Mientras me muevo en esas esferas, todo
transcurre sin dificultades, pero lo dicho tampoco
puede servir para explicar a Abraham, puesto que
éste no se ha convertido en el Particular gracias al
pecado, sino que, muy al contrario, era un hombre justo elegido por Dios. Sólo aparece con claridad la analogía con Abraham cuando el Particular
se encuentra en grado de cumplir lo general, y en
ese momento se repite la paradoja.
Por eso puedo comprender los movimientos
del tritón, y sin embargo no soy capaz de comprender a Abraham, pues el tritón intenta realizar
lo general recurriendo precisamente a la paradoja.

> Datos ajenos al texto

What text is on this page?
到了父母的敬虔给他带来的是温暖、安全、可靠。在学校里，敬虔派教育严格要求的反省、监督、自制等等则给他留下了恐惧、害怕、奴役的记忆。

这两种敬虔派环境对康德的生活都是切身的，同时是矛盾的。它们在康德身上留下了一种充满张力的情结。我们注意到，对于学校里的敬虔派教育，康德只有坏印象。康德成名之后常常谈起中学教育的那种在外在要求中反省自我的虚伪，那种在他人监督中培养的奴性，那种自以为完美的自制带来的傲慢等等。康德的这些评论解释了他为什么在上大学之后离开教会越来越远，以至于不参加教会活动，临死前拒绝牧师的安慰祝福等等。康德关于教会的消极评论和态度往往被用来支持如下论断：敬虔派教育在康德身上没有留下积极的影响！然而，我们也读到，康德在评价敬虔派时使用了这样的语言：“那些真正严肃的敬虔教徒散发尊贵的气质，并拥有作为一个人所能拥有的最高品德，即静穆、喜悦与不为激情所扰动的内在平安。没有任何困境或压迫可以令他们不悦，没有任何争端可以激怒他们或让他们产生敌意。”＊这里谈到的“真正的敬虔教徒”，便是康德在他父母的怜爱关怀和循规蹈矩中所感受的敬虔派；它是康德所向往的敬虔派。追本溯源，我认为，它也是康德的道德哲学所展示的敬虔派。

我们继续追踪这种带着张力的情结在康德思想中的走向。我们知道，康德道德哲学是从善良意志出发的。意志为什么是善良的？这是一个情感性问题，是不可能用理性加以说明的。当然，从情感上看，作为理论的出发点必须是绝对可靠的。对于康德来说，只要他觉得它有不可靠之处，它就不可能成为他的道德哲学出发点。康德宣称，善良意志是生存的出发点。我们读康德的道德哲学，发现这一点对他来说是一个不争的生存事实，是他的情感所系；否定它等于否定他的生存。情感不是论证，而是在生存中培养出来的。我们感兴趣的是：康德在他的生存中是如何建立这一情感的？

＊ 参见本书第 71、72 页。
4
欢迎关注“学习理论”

Pues si continúa oculto y se inicia en todos los
tormentos del arrepentimiento, se convertirá en
un demonio y como tal resultará aniquilado. Si
permanece oculto, pero considera poco prudente
tratar de liberar a Inés martirizándose a sí mismo
en la servidumbre del arrepentimiento, conseguirá sin duda la paz, pero estará perdido para
este mundo. Pero si se manifiesta y se deja salvar
por Inés, será entonces el ser humano más grandioso que me cabe imaginar, pues la estética es la
única en creer, en su frivolidad, que aprecia la
fuerza del amor en su justo valor, cuando hace
que quien está perdido alcance el amor de una
muchacha inocente, y espera que se salvará por
ello; sólo la estética podía incurrir en el error de
creer a la muchacha una heroína, cuando en realidad el único héroe es el tritón. Este no puede, en
consecuencia, pertenecer a Inés, sino cuando, una
vez cumplido el movimiento infinito del arrepentimiento, hace aún otro movimiento: movimiento
en virtud del absurdo. Puede realizar por sus
propios medios el movimiento del arrepentimiento, pero, al tener que agotar todas sus fuerzas en
semejante tarea, le resulta luego imposible volver
a su estado anterior y hacerse con la realidad. Si
falta la suficiente pasión, si no se cumple ninguno
de los dos movimientos, si uno malgasta su existencia en arrepentirse un poquito creyendo que
todo irá por sus pasos, se habrá renunciado de
una vez para siempre a vivir en la idea; se puede
así alcanzar con suma facilidad el punto más alto,
y una vez allí ayudar a otros a alcanzarlo; es decir, engañarse a uno mismo y engañar a los demás, alimentando la esperanza de que hay que
obrar en el mundo del espíritu del mismo modo
que en una partida de cartas, donde reina el azar.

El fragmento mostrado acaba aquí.